How To Say “I’m Sorry” When Your Immigrant Parents Never Taught You

Growing up, I don't ever recall my parents apologizing after there was a conflict. I can confidently say that I've learned about how to repair conflict as an adult and I can't say that I do it well either... even as a therapist. But I am trying and dedicated to always having a student's heart to keep being humble and to learn about how I might of crossed my kids, family, friends or partner.

Even with some of the practice that I've had over the years, I would still say that repairing after conflict is still one of the hardest parts of building and maintaining a secure attachment. However, when it does happen, I definitely feel closer to the other person and learn that I am still lovable even if I have made a grievous mistake or have hurt others.

Conflicts, disagreements, disconnect, projections of your feelings onto others, misreading other people's intentions, believing the worse in people, blaming, shaming, being emotionally unavailable, growing apart are all examples of ruptures. Ruptures are anything that breaks trust between people. Most of the time, ruptures are not even intentional, but are still necessary to fix or repair. The overarching thing that ties all these things together under the umbrella of "ruptures" is that it is a disruption in connection and intimacy between people.

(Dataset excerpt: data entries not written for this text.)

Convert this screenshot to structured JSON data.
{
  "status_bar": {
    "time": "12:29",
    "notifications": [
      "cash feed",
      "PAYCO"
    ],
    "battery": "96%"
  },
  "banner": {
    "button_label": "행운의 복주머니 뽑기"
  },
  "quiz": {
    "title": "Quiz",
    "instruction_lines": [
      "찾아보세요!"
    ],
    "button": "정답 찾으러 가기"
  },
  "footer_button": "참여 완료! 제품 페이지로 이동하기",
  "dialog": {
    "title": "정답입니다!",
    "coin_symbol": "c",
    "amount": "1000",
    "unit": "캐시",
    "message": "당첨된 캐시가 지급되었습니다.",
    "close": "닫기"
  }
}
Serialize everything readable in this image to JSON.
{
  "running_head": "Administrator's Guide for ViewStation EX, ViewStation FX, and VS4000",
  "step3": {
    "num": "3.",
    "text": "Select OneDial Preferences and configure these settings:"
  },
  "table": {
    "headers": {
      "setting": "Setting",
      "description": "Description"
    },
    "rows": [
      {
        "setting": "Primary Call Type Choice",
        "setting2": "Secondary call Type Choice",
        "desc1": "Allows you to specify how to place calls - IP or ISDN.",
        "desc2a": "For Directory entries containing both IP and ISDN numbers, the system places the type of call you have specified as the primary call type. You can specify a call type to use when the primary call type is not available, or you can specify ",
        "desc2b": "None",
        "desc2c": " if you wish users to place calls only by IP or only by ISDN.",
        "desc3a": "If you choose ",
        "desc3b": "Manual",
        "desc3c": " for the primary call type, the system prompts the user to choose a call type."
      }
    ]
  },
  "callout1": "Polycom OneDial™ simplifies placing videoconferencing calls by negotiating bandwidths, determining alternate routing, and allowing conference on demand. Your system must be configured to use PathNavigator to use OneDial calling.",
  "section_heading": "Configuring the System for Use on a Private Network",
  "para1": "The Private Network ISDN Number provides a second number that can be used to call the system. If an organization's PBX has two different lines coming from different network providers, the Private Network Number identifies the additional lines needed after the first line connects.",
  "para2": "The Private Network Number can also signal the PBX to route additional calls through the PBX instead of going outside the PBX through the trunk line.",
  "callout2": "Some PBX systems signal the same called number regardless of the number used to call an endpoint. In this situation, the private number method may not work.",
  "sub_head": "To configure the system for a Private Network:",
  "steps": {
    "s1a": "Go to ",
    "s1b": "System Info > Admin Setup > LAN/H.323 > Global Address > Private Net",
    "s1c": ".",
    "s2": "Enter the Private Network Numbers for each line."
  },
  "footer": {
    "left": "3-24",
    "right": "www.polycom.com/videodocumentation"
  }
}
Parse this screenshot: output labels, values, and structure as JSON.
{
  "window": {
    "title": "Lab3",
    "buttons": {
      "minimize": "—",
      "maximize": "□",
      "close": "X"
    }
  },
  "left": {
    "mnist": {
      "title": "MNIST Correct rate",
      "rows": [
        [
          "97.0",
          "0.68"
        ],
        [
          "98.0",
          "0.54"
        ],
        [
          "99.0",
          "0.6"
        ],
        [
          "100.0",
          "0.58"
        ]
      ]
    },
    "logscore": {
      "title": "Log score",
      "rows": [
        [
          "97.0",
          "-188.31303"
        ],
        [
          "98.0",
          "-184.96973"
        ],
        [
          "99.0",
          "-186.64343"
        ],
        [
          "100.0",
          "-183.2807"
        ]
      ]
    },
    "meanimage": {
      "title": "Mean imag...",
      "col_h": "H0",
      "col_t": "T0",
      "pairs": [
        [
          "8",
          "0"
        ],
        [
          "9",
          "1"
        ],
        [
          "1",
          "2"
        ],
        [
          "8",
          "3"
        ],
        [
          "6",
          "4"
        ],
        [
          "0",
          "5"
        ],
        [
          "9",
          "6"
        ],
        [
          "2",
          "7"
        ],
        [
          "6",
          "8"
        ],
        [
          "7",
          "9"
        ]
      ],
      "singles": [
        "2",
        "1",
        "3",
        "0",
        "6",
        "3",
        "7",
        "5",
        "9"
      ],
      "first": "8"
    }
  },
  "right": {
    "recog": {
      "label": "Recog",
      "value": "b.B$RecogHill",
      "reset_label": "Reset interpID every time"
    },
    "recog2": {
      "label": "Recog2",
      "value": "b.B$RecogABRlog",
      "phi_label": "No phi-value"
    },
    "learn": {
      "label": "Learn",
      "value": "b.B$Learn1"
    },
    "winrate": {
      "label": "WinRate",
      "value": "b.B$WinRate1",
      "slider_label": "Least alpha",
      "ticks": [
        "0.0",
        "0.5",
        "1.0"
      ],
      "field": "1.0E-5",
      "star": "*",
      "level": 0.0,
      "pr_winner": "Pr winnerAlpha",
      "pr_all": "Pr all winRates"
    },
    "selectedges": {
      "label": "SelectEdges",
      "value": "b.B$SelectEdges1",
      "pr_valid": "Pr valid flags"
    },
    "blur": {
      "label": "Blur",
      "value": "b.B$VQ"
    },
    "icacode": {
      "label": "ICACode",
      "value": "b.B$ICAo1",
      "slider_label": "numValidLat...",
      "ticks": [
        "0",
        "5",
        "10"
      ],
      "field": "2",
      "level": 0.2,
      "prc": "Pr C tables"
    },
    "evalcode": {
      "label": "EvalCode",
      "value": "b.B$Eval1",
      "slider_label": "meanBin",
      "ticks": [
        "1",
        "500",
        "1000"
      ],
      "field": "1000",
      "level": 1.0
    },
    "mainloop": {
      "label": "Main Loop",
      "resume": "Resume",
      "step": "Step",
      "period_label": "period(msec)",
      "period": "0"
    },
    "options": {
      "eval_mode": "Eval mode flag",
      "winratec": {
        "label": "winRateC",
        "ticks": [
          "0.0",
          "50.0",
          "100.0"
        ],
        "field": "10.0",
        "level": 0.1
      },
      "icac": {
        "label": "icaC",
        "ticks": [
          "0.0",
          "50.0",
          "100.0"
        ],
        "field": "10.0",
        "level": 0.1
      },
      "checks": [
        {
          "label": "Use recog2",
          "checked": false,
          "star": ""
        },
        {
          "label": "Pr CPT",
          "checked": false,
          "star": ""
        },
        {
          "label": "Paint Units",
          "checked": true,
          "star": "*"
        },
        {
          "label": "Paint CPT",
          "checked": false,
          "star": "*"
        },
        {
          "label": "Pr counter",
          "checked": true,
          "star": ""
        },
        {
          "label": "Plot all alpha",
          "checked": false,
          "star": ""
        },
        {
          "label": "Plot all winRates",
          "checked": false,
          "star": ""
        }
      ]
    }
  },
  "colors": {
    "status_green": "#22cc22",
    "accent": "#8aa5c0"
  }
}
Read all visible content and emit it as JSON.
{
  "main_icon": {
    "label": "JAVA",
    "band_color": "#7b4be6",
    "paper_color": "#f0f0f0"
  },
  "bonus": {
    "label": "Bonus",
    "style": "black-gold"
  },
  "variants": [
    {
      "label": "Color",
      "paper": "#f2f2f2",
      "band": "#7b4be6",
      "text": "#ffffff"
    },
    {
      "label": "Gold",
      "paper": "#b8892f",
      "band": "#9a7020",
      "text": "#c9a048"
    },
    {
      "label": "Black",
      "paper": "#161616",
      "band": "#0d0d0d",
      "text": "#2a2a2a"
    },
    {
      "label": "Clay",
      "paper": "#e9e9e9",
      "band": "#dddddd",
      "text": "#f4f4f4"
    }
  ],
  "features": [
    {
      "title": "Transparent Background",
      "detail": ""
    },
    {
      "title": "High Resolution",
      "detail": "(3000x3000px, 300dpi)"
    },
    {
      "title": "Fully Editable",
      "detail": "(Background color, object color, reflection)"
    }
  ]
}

Ruptures in relationships are absolutely normal and a sign of healthy presence

I grew up with the notion that ruptures are not a good sign. I used to believe that if you have ruptures, that means that you are in a "bad relationship" and need to leave as soon as possible. After leaving my home and going to college, I entered into relationship with friends that taught me otherwise. They taught me that having conflict was normal and a sign that people are engaging with each other, showing up for one another and being more emotionally available for each other.

That blew my mind!

Side note: ruptures look different in abusive relationships where there can be a disparity in power and individuals/groups abusing their power and lording it over other individuals. ruptures in abusive relationships where there is a power difference requires more support, more community, more accountability. This is something where we can't cover here, but may cover in future content.

Repair is a process and not a one time act.

Repair is not simply an apology. It isn't a one time conversation and then people "move on". It can start with a conversation and can evolve into collaborating with the wounded person to create a new "normal" in your relationship.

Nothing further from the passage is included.